Book Review: Fences and Windows, by Naomi Klein. Picador, 2002

October 23, 2006

Naomi Klein, in Fences and Windows, chronicles the development of an international movement of activists fighting against global corporatism. Klein compiles essays, articles, and speeches she wrote from 1999 to 2001 and provides startling insight into how globalization, though claiming to offer economic support and create intersections within the broader world community, has in fact given rise to fences that marginalize and limit those on the outside from experiencing true and liberating democracy.


Klein divides the book into a number of sections, beginning with “Windows of Dissent,” which covers how the activist movement developed and some of the concerns that those within this diverse people network agree on together.  Klein clarifies that these activists erroneously have been labeled as “anti-globalization,” when they are “not calling for a return to narrow nationalism but for the borders of globalization to be expanded, for trade to be linked to labor rights, environmental protection and democracy” (p.5).  However, the World Bank and the International Monetary Fund’s practice of globalization often works from a trickle-down economic model offering loans to impoverished nations in exchange for the right to cut social spending, privatize resources, and to be unrestricted by labor, trade and environmental regulations.
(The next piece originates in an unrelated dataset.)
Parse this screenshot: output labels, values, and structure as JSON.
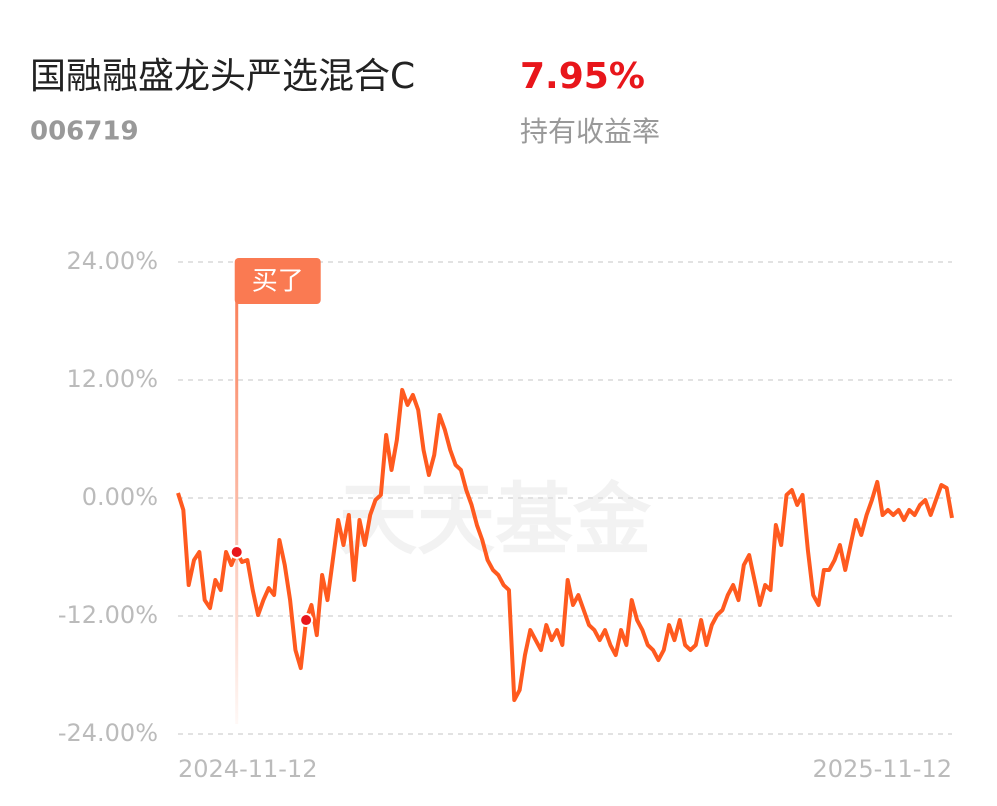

Klein emphasizes that this leads to profound economic, ecological, and social decline and the centralization of power, or fencing of it, in the hands of multinational companies and superpowers that have privatized the nation’s resources (p.36).


Klein highlights further in the segment of the book titled, “Fencing in Democracy” the negative impacts of neo-liberalism and restriction-free trade. With startling statistics, Klein suggests that NAFTA can be blamed for the increase in poverty in developing nations, particularly Mexico. She further suggests that the loss of jobs and land from trade agreements is fueling migratory movements to the U.S. as people are left with no other choice for finding work. 


In the book’s remaining sections, Klein hits on a variety of topics.  She discusses the relationship between protestors and government officials, and then makes an important point by stating that “demonstrations themselves aren’t the movement,” but that the movement is lived out on a daily basis in our communities (p. 157). She also makes a connection between terrorism and consumerism common to American culture.  She ends by openly evaluating some of the strengths and weaknesses of this movement that is seeking to show that “another world is possible” (p.193). I was most interested in her comments about the difficulty of knowing how to create a democratic movement that allows the many people coming under its umbrella to have a voice in the direction of where it is going while seeking to maintain some level of common ground and unified understanding amongst those involved.  


This book was quite appropriate in terms of how it builds on other topics that we have been covering in class. Klein’s suggestions regarding how networks of people can make a difference in the world when they act together were hopeful.  Klein also exposed false ideologies that propagate oppressive systems of global corporatism in such a way that I developed a deeper level of concern for just political and economic practices to be established. On another note, it was interesting to compare this movement’s structure, values, and struggles with those common to the Emerging Church as there are a number of similarities they share it seems.